Often, to get things started, it takes a person with some background in rehabilitation and in community work, to stay for a while in a village or neighborhood. Her role is to bring together people with similar needs, helping them to form a plan of action and to obtain the information and special resources they need.
Such a ‘resource person’ is sometimes called an ‘agent of change’. She need not be a highly-trained professional in rehabilitation or social work. In fact, persons who have professional degrees often have the hardest time accepting that parents and disabled persons can and should be the primary workers and decision makers in a community rehabilitation program.
What is necessary is that the agent of change be someone who respects ordinary people, and is committed to helping them join together to meet their needs and defend their rights.
The agent of change should be a counselor, not a boss; a provider of information and choices, not orders or decisions. Especially when such a person comes from outside the community, her role is to stay in the background, to help the people make their own decisions and run their own program.
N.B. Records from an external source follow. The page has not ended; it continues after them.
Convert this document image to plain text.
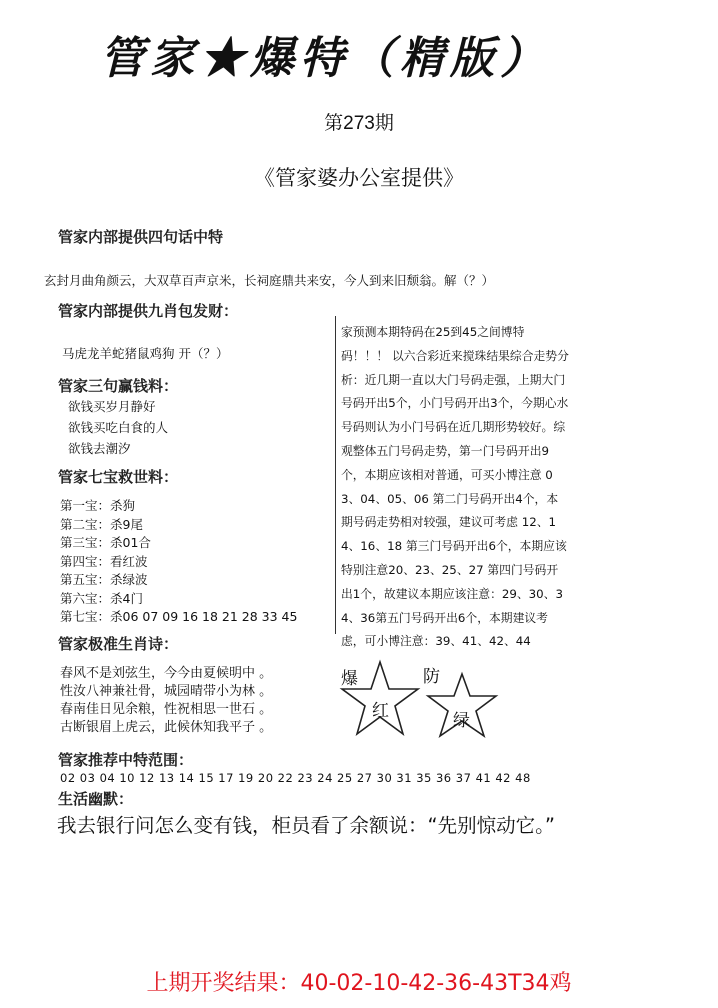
管家★爆特（精版）
第273期
《管家婆办公室提供》
管家内部提供四句话中特
玄封月曲角颜云，大双草百声京米，长祠庭鼎共来安，今人到来旧颓翁。解（？）
管家内部提供九肖包发财：
马虎龙羊蛇猪鼠鸡狗 开（？）
管家三句赢钱料：
欲钱买岁月静好
欲钱买吃白食的人
欲钱去潮汐
管家七宝救世料：
第一宝：杀狗
第二宝：杀9尾
第三宝：杀01合
第四宝：看红波
第五宝：杀绿波
第六宝：杀4门
第七宝：杀06 07 09 16 18 21 28 33 45
管家极准生肖诗：
春风不是刘弦生，今今由夏候明中 。
性汝八神兼社骨，城园晴带小为林 。
春南佳日见余粮，性祝相思一世石 。
古断银眉上虎云，此候休知我平子 。
家预测本期特码在25到45之间博特码！！！ 以六合彩近来搅珠结果综合走势分析：近几期一直以大门号码走强，上期大门号码开出5个，小门号码开出3个，今期心水号码则认为小门号码在近几期形势较好。综观整体五门号码走势，第一门号码开出9个，本期应该相对普通，可买小博注意 03、04、05、06 第二门号码开出4个，本期号码走势相对较强，建议可考虑 12、14、16、18 第三门号码开出6个，本期应该特别注意20、23、25、27 第四门号码开出1个，故建议本期应该注意：29、30、34、36第五门号码开出6个，本期建议考虑，可小博注意：39、41、42、44
爆	防
红	绿
管家推荐中特范围：
02 03 04 10 12 13 14 15 17 19 20 22 23 24 25 27 30 31 35 36 37 41 42 48
生活幽默：
我去银行问怎么变有钱，柜员看了余额说：“先别惊动它。”
上期开奖结果：40-02-10-42-36-43T34鸡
At all costs she avoids taking charge.
Staying in the background, however, is easier said than done, especially for an agent of change who is deeply committed. To make sure that a program is run by the people, not by outsiders, it is often a good idea that agents of change and any visiting professionals not be present all the time. Instead, they should encourage the program to continue without them. Perhaps the final test of an agent of change’s success is to leave the community forever, without her absence being much noticed. These ideas are said beautifully in this old Chinese verse:
To help start a program for the disabled, it often works out better if the agent of change is also disabled. This helps make the outsider an insider.